The Queens College Women’s Center held an event called “Real Talk: College Dating” in which a diverse panel of college students talked about what dating and relationships mean to them on Feb. 25.
The event started off with introductions from Isioma Ononye, the secretary of the Women’s Center and a senior English major, sitting in the front of the classroom along with nine other students on the panel.
“We are a community of girls who want to educate and empower members with discussions, seminars, lectures, community service and career workshops,” said Ononye about the Women’s Center.
She stressed that this room and event was a safe space and that everyone needed to be respectful to the people on the panel and what they said.
A question box went around the room and students in the audience were able to write their questions on a piece of paper that would be answered at the end of the panel.
The first topic was about the hook up culture.
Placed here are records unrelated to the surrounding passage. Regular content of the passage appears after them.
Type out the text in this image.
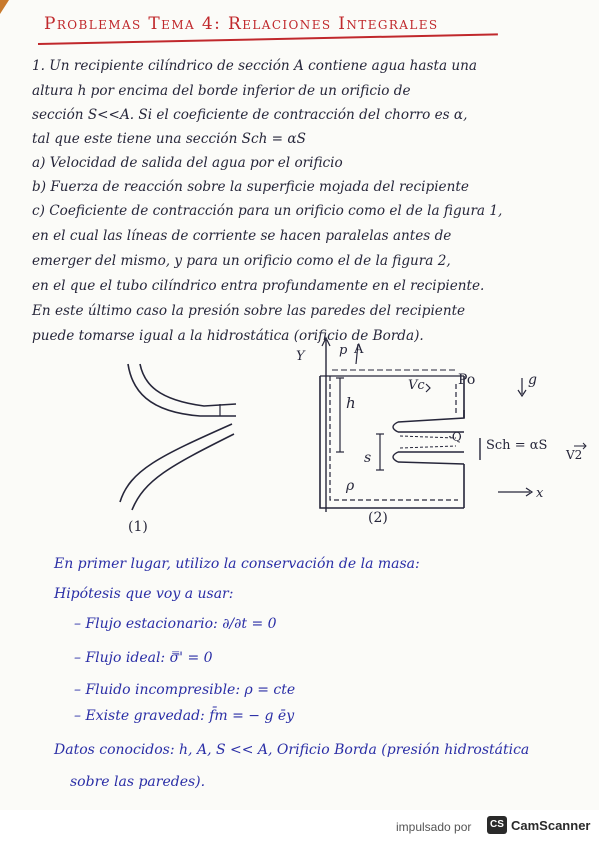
Problemas Tema 4: Relaciones Integrales
1. Un recipiente cilíndrico de sección A contiene agua hasta una
altura h por encima del borde inferior de un orificio de
sección S<<A. Si el coeficiente de contracción del chorro es α,
tal que este tiene una sección Sch = αS
a) Velocidad de salida del agua por el orificio
b) Fuerza de reacción sobre la superficie mojada del recipiente
c) Coeficiente de contracción para un orificio como el de la figura 1,
en el cual las líneas de corriente se hacen paralelas antes de
emerger del mismo, y para un orificio como el de la figura 2,
en el que el tubo cilíndrico entra profundamente en el recipiente.
En este último caso la presión sobre las paredes del recipiente
puede tomarse igual a la hidrostática (orificio de Borda).
(1)
Y	p A
Po	g
Vc
h
s
·Q
Sch = αS
V2
ρ	x
(2)
En primer lugar, utilizo la conservación de la masa:
Hipótesis que voy a usar:
– Flujo estacionario: ∂/∂t = 0
– Flujo ideal: σ̿' = 0
– Fluido incompresible: ρ = cte
– Existe gravedad: f̄m = − g ēy
Datos conocidos: h, A, S << A, Orificio Borda (presión hidrostática
sobre las paredes).
impulsado por	CS CamScanner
Ononye asked the panel whether it is possible to meet somebody in college and have a meaningful relationship or if it’s more likely to meet people who are only interested in engaging in sexual activity.
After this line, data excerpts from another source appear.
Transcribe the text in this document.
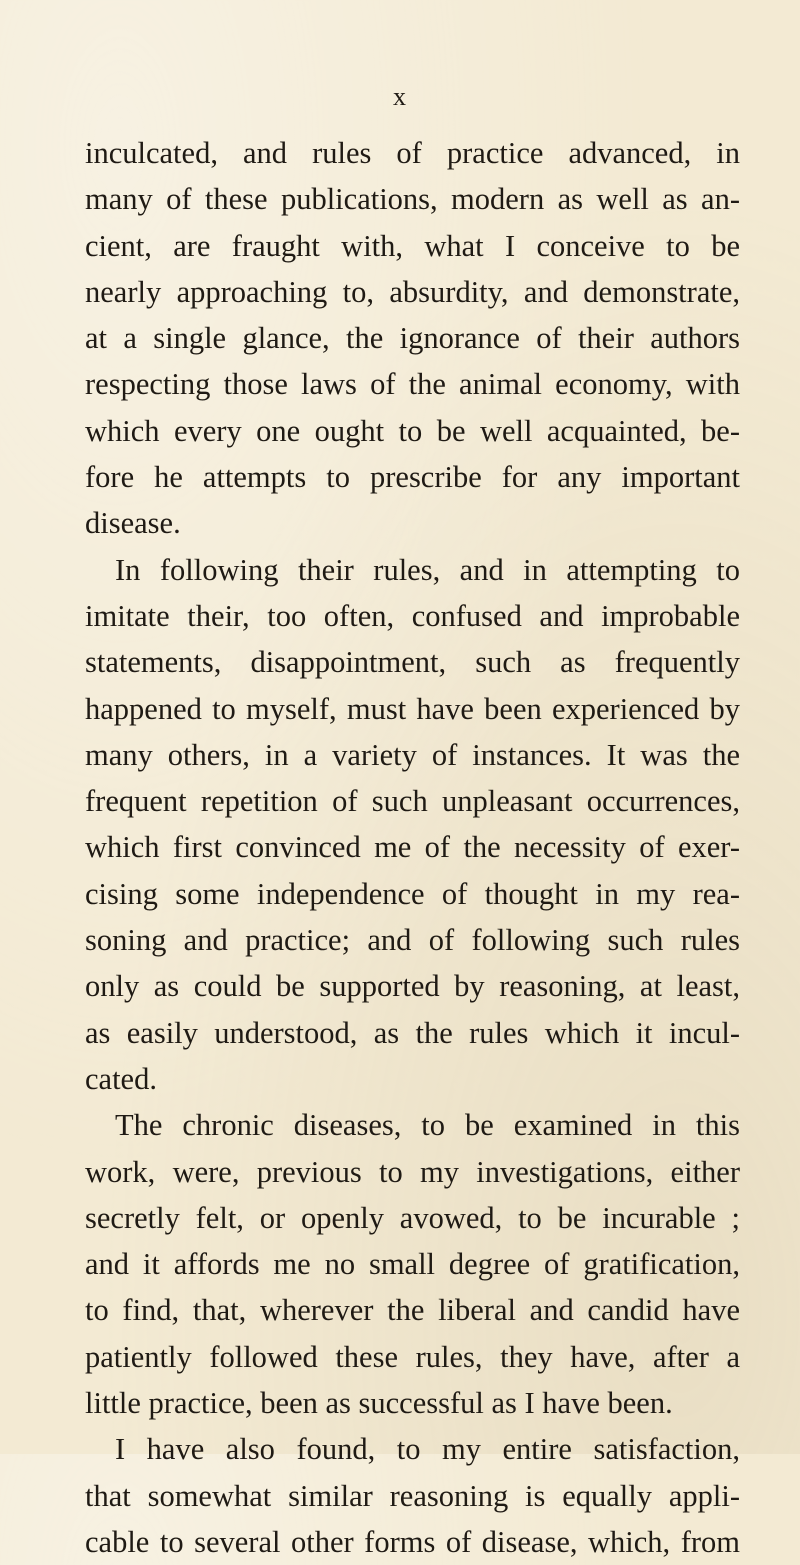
x
inculcated, and rules of practice advanced, in
many of these publications, modern as well as an-
cient, are fraught with, what I conceive to be
nearly approaching to, absurdity, and demonstrate,
at a single glance, the ignorance of their authors
respecting those laws of the animal economy, with
which every one ought to be well acquainted, be-
fore he attempts to prescribe for any important
disease.
In following their rules, and in attempting to
imitate their, too often, confused and improbable
statements, disappointment, such as frequently
happened to myself, must have been experienced by
many others, in a variety of instances. It was the
frequent repetition of such unpleasant occurrences,
which first convinced me of the necessity of exer-
cising some independence of thought in my rea-
soning and practice; and of following such rules
only as could be supported by reasoning, at least,
as easily understood, as the rules which it incul-
cated.
The chronic diseases, to be examined in this
work, were, previous to my investigations, either
secretly felt, or openly avowed, to be incurable ;
and it affords me no small degree of gratification,
to find, that, wherever the liberal and candid have
patiently followed these rules, they have, after a
little practice, been as successful as I have been.
I have also found, to my entire satisfaction,
that somewhat similar reasoning is equally appli-
cable to several other forms of disease, which, from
“It all depends on the personality of the people involved, if you’re interested in meaningful relationships you can find it,” said Leah Goodman, a senior who is in a relationship. “I don’t think it has to do with college as much as it has to do with people.”
The next topic that was who approaches whom: guy or girl?
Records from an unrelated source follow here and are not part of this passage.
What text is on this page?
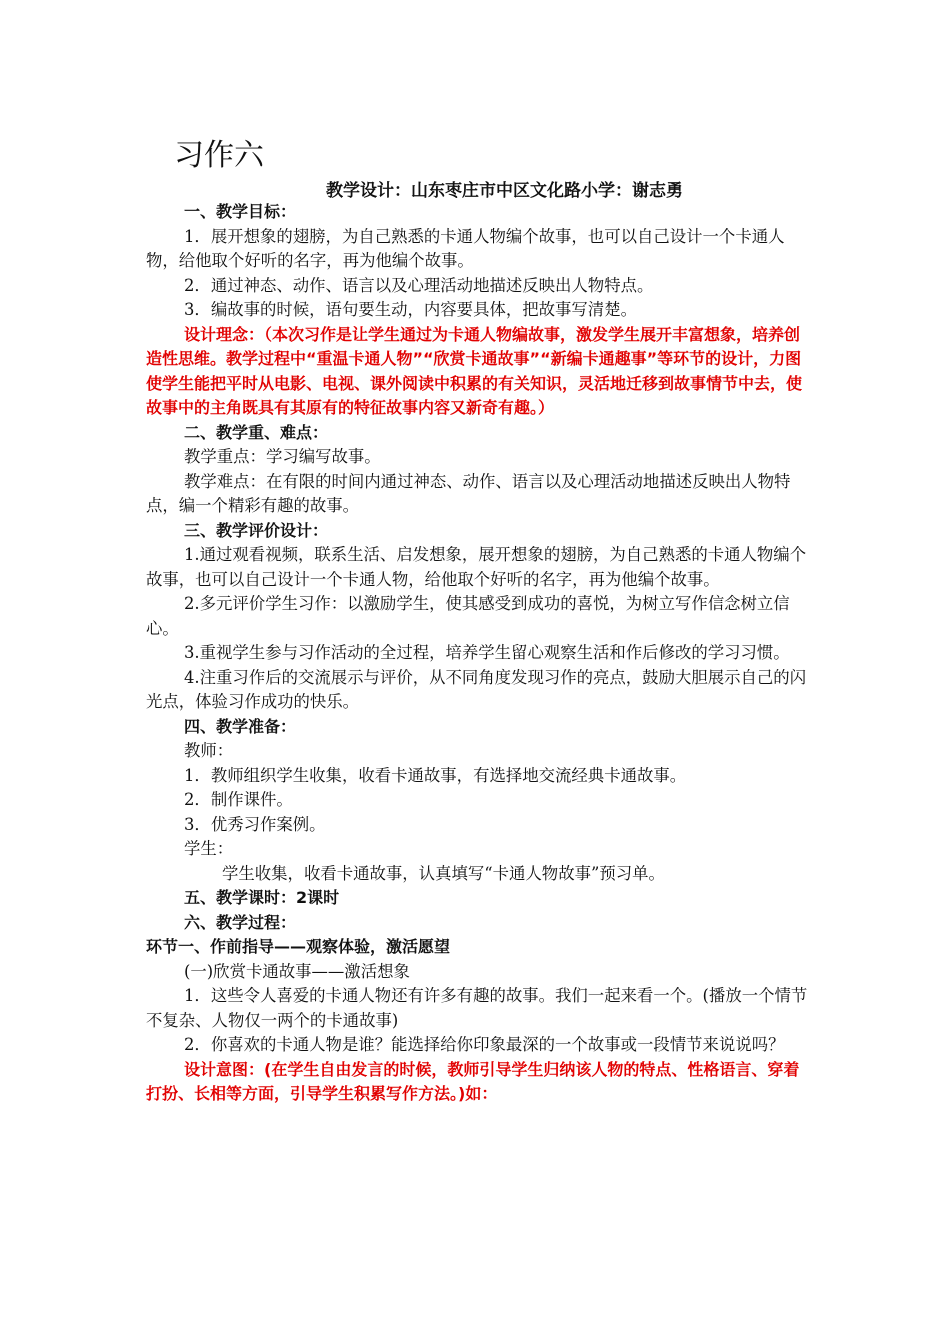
习作六
教学设计：山东枣庄市中区文化路小学：谢志勇

一、教学目标：

1．展开想象的翅膀，为自己熟悉的卡通人物编个故事，也可以自己设计一个卡通人物，给他取个好听的名字，再为他编个故事。

2．通过神态、动作、语言以及心理活动地描述反映出人物特点。

3．编故事的时候，语句要生动，内容要具体，把故事写清楚。

设计理念：（本次习作是让学生通过为卡通人物编故事，激发学生展开丰富想象，培养创造性思维。教学过程中“重温卡通人物”“欣赏卡通故事”“新编卡通趣事”等环节的设计，力图使学生能把平时从电影、电视、课外阅读中积累的有关知识，灵活地迁移到故事情节中去，使故事中的主角既具有其原有的特征故事内容又新奇有趣。）

二、教学重、难点：

教学重点：学习编写故事。

教学难点：在有限的时间内通过神态、动作、语言以及心理活动地描述反映出人物特点，编一个精彩有趣的故事。

三、教学评价设计：

1.通过观看视频，联系生活、启发想象，展开想象的翅膀，为自己熟悉的卡通人物编个故事，也可以自己设计一个卡通人物，给他取个好听的名字，再为他编个故事。

2.多元评价学生习作：以激励学生，使其感受到成功的喜悦，为树立写作信念树立信心。

3.重视学生参与习作活动的全过程，培养学生留心观察生活和作后修改的学习习惯。

4.注重习作后的交流展示与评价，从不同角度发现习作的亮点，鼓励大胆展示自己的闪光点，体验习作成功的快乐。

四、教学准备：

教师：

1．教师组织学生收集，收看卡通故事，有选择地交流经典卡通故事。

2．制作课件。

3．优秀习作案例。

学生：

学生收集，收看卡通故事，认真填写“卡通人物故事”预习单。

五、教学课时：2课时

六、教学过程：

环节一、作前指导——观察体验，激活愿望

(一)欣赏卡通故事——激活想象

1．这些令人喜爱的卡通人物还有许多有趣的故事。我们一起来看一个。(播放一个情节不复杂、人物仅一两个的卡通故事)

2．你喜欢的卡通人物是谁？能选择给你印象最深的一个故事或一段情节来说说吗？

设计意图：(在学生自由发言的时候，教师引导学生归纳该人物的特点、性格语言、穿着打扮、长相等方面，引导学生积累写作方法。)如：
“A lot of the time we get in our own heads and you end up telling yourself no rather than them saying no and that’s not really a good way to live,” said Kurt Holness, a single graduate student.
A member of the audience asked the panel how this works in the gay community.
“If I like someone, I just go for it and give it a shot,” said Ceara Olsen, currently in a relationship with a woman. “Men and women, we’re all equal and if I could lesser the pressure and do it myself I think it’s a nice gesture.”
Anthony Hargraves, a senior who is gay and single, agreed with Olsen and said that if you like someone you should go for it.
“People feel that these particular gender roles are supposed to prescribe who says something to someone first,” said Hargraves. “If you like someone you should let them know you’re interested.”
The next question for the panel was if physical attraction was a deal breaker.
“Initially, I would find someone appealing to my eyes first and their personality is the sun through the clouds,” said Anastasia Neree, a single sophomore.
Lionel Yu, a senior in a long-term relationship with Victoria Tan, another panel member, said that physical attraction is not the only important factor.
“You’re always attracted to the physical part but eventually you look past it,” said Yu. “If you guys don’t connect mentally, it means nothing at the end of the day.”
Another topic was about sex and whether or not it’s an important part of a relationship. The panel brought up topics such as sexual compatibility, cheating, pre marital sex and the emotional aspect of sex.
The event concluded with a reading of the questions in the question box. Tiffany Edwards, president of the Women’s Center, read out the questions.
Some questions that the audience asked were, “How did you come out of the closet?” and “How do you feel about dating someone you don’t see a future with?”
The entire event created an open forum for students to share their experiences and learn a little bit for future dating endeavors.